Здесь в параллель к рассматриваемому нами фильму Франсуа Жерара было бы нелишним вспомнить о «Репетиции оркестра» Феллини, чтобы получить возможность отчетливо увидеть изменения, произошедшие в интерпретации кинематографом музыкального инструмента. (В данном сопоставлении мы заведомо опустим вопросы художественных достоинств двух картин, так как они изначально находятся в разных «весовых категориях». Фильм Феллини — это безусловный шедевр авторского кино, в то время как «Красная скрипка» — это все-таки конъюнктурный блокбастер, хоть и снятый с претензией на индивидуальный режиссерский почерк.)
И в «Репетиции оркестра» Феллини, и в «Красной скрипке» Жерара мы наблюдаем историю оживления и одушевления музыкальных инструментов, превращение их в основных героев действия, определяющих содержание фильма и его драматургию. Но сам процесс одушевления и те смыслы, которые при этом подразумеваются, оказываются принципиально отличными. Жерар, так же как и Феллини, сплетает в тугой узел судьбы людей и музыкального инструмента, однако связь между героями пролегает отнюдь не в пределах повседневности и вообще не укладывается в привычные представления о времени и пространстве. Если в «Репетиции оркестра» мир музыки и музыкантов на поверку выглядит весьма заурядным, обыденным, полным бытовых недоразумений и неурядиц, то в «Красной скрипке» мир музыки, наоборот, предстает предельно магическим, сверхъестественным, всеобъемлющим и бесконечным, не имеющим ни экзистенциальных, ни физических границ. Данный мир заключен уже не в людях, не в самих музыкантах, как это было у Феллини, а в конкретной скрипке, обладающей сверхвозможностями. Инструмент подчиняет себе уже не только судьбы людей, но и становится ипостасью человеческой души. Однако между скрипкой и тем, кто на ней играет, уже не происходит того сращивания характеров, которое определяет феллиниевский сюжет. Красная скрипка независима от тех, кому принадлежит, люди в ее судьбе встречаются и исчезают, у нее свой собственный фатум, не подчиняющийся никому.

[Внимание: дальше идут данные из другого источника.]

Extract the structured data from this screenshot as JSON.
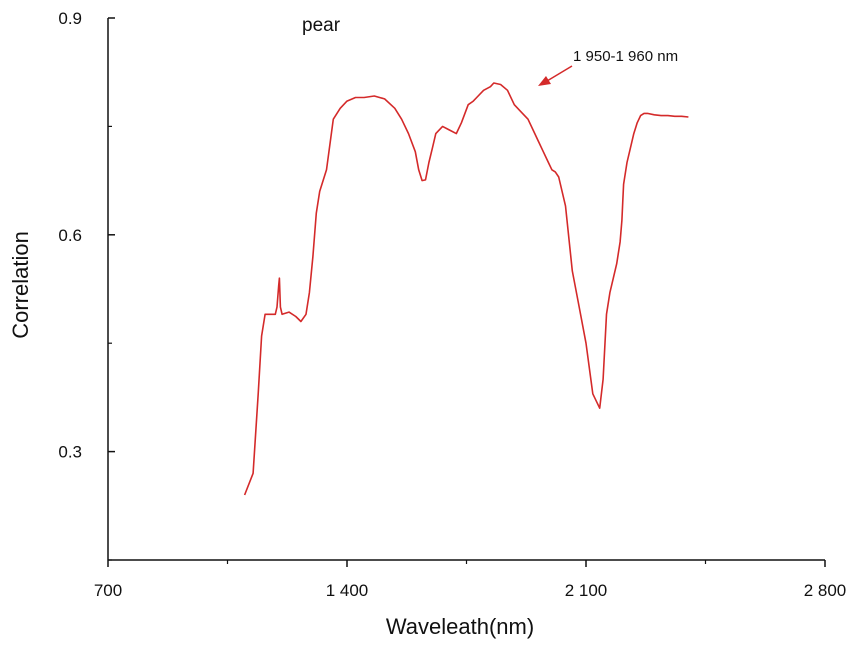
{
  "chart_data": {
    "type": "line",
    "title": "pear",
    "xlabel": "Waveleath(nm)",
    "ylabel": "Correlation",
    "xlim": [
      700,
      2800
    ],
    "ylim": [
      0.15,
      0.9
    ],
    "x_ticks": [
      700,
      1400,
      2100,
      2800
    ],
    "x_tick_labels": [
      "700",
      "1 400",
      "2 100",
      "2 800"
    ],
    "y_ticks": [
      0.3,
      0.6,
      0.9
    ],
    "y_tick_labels": [
      "0.3",
      "0.6",
      "0.9"
    ],
    "grid": false,
    "line_color": "#d42a2a",
    "annotation": {
      "text": "1 950-1 960 nm",
      "x": 1955,
      "y": 0.81
    },
    "series": [
      {
        "x": [
          1100,
          1125,
          1140,
          1150,
          1160,
          1170,
          1180,
          1190,
          1195,
          1200,
          1202,
          1205,
          1210,
          1230,
          1250,
          1265,
          1280,
          1290,
          1300,
          1310,
          1320,
          1340,
          1360,
          1380,
          1400,
          1425,
          1450,
          1480,
          1510,
          1540,
          1560,
          1580,
          1600,
          1610,
          1620,
          1630,
          1640,
          1650,
          1660,
          1680,
          1700,
          1720,
          1735,
          1755,
          1770,
          1780,
          1800,
          1820,
          1830,
          1850,
          1870,
          1890,
          1910,
          1930,
          1950,
          1960,
          1975,
          1990,
          2000,
          2010,
          2020,
          2040,
          2060,
          2080,
          2100,
          2120,
          2140,
          2150,
          2160,
          2170,
          2180,
          2190,
          2200,
          2205,
          2208,
          2210,
          2220,
          2230,
          2240,
          2250,
          2260,
          2270,
          2280,
          2300,
          2320,
          2340,
          2360,
          2380,
          2400
        ],
        "y": [
          0.24,
          0.27,
          0.38,
          0.46,
          0.49,
          0.49,
          0.49,
          0.49,
          0.5,
          0.53,
          0.54,
          0.5,
          0.49,
          0.493,
          0.487,
          0.48,
          0.49,
          0.52,
          0.57,
          0.63,
          0.66,
          0.69,
          0.76,
          0.775,
          0.785,
          0.79,
          0.79,
          0.792,
          0.788,
          0.775,
          0.76,
          0.74,
          0.715,
          0.69,
          0.675,
          0.676,
          0.7,
          0.72,
          0.74,
          0.75,
          0.745,
          0.74,
          0.755,
          0.78,
          0.785,
          0.79,
          0.8,
          0.805,
          0.81,
          0.808,
          0.8,
          0.78,
          0.77,
          0.76,
          0.74,
          0.73,
          0.715,
          0.7,
          0.69,
          0.687,
          0.68,
          0.64,
          0.55,
          0.5,
          0.45,
          0.38,
          0.36,
          0.4,
          0.49,
          0.52,
          0.54,
          0.56,
          0.59,
          0.62,
          0.65,
          0.67,
          0.7,
          0.72,
          0.74,
          0.755,
          0.765,
          0.768,
          0.768,
          0.766,
          0.765,
          0.765,
          0.764,
          0.764,
          0.763
        ]
      }
    ]
  }
}
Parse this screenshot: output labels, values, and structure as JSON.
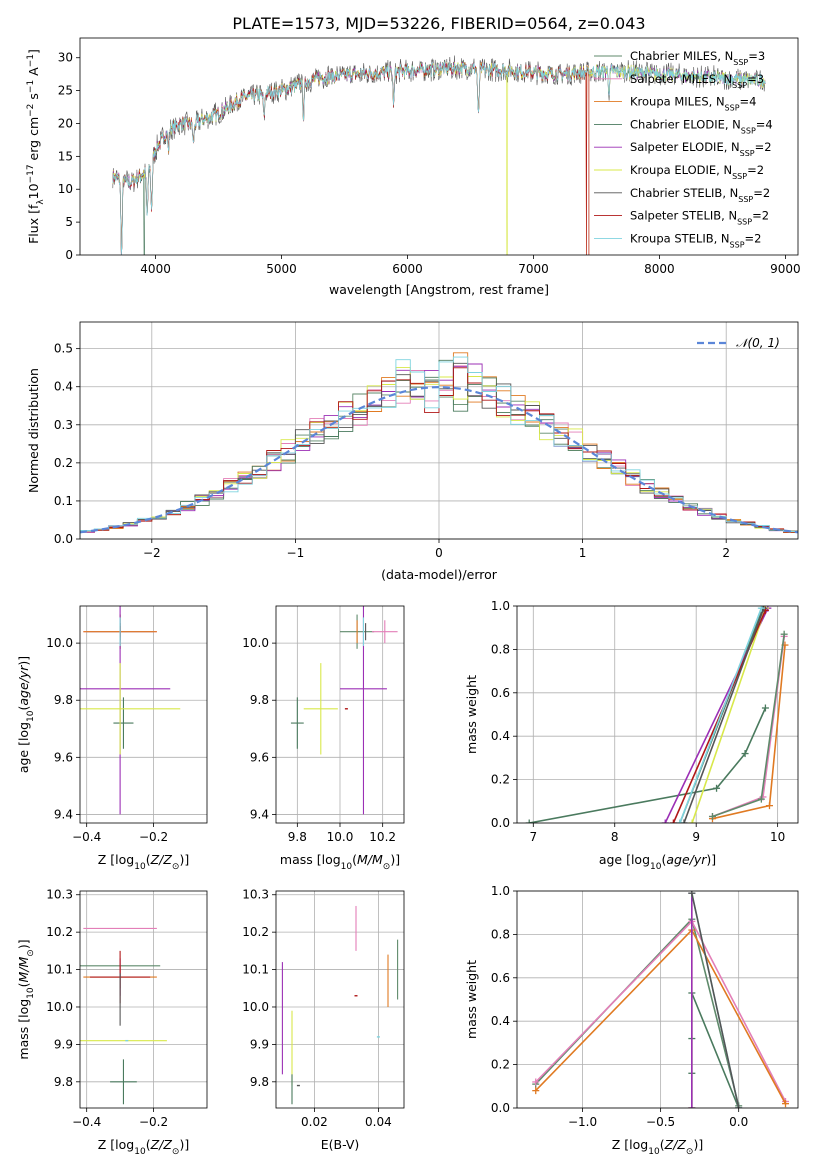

В «Репетиции оркестра» люди «проигрывают» музыкальным инструментам и музыке как таковой в своем морально-этическом облике, а в «Красной скрипке» главное преимущество инструмента в сравнении с людьми заключается в бессмертии. Скрипка неподвластна времени и именно поэтому становится главным героем всего действия. Старинная скрипка воплощает целый комплекс желаний современного человека — мечту о вечной молодости, стремление к путешествиям не только в пространстве, но и во времени, возможность власти над судьбами других людей. Скрипке удается это сполна, она независима от обстоятельств, легко преодолевает любые препятствия и не теряет при этом своих уникальных качеств. Она ценима и ценна, прекрасна и неповторима, одним словом, по всем характеристикам вполне соответствует образу супергероя наших дней.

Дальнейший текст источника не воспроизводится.